Detection and characterization of a novel hepatic 8 S binding protein for benzo[a]pyrene distinct from the Ah receptor.

Using fractionation procedures such as sucrose gradient sedimentation and gel permeation chromatography, a novel cytosolic binding protein for benzo[a]pyrene has been detected in liver of nonmammalian and mammalian species including human. This protein, called 8 S protein, cosediments with the Ah receptor after centrifugation in sucrose density gradient but can be separated from the Ah receptor and 4 S protein by gel permeation chromatography.
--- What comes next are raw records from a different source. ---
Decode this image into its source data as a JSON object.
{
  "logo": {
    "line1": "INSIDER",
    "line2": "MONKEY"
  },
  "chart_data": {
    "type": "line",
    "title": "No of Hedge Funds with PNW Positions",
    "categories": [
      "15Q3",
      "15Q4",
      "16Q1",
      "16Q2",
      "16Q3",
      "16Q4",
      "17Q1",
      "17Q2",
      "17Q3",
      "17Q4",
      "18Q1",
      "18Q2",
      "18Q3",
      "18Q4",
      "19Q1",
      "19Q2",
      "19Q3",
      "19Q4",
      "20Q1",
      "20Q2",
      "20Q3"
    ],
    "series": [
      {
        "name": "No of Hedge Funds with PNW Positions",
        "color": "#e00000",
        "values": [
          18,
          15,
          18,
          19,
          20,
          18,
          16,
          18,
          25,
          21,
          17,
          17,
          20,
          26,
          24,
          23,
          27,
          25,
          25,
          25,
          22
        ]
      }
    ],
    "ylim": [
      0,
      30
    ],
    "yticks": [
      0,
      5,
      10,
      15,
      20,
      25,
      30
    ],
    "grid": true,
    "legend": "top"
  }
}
Owing to its binding characteristics, the 8 S protein is clearly distinct from the Ah receptor. The [3H]BP binding parameters have been determined by saturation experiments. According to Scatchard and Woolf plots the Kd are 268 nM and 138 nM for DBA/2 mouse and guinea pig 8 S proteins, respectively. Bmax are 248 and 840 pmol/mg for DBA/2 mouse and guinea pig 8 S proteins, respectively. Apparent molecular mass of 8 S protein, according to Stokes radius (5 +/- 0.2 nm) and sedimentation coefficient, was estimated approximately 170,000 +/- 6000. After in vitro incubation of 8 S proteins with [3H]BP the charcoal, as well as the 4 S protein, exerts potent stripping effects on the [3H]BP binding. In contrast, after administration of [3H]BP to DBA/2 mice the 8 S protein-[3H]BP complex formed in vivo is more resistant to the stripping effects of charcoal and 4 S protein. Competition studies demonstrate that polycyclic aromatic hydrocarbons (PAHs) (BP > 1-aminopyrene > pyrene > 7,12-dimethylbenz[a]anthracene > 3-methylcholanthrene > benzo[e]pyrene > benzo[g, h, i,]perylene) are the best ligands of the 8 S protein. In contrast, the 2,3,7,8-tetrachlorodibenzo-p-dioxin is a poor ligand of this protein. Phenobarbital, steroid hormones, and omeprazole don't bind the 8 S protein. The at present unknown function of the 8 S protein and its role in the toxicology of PAHs are currently under investigation.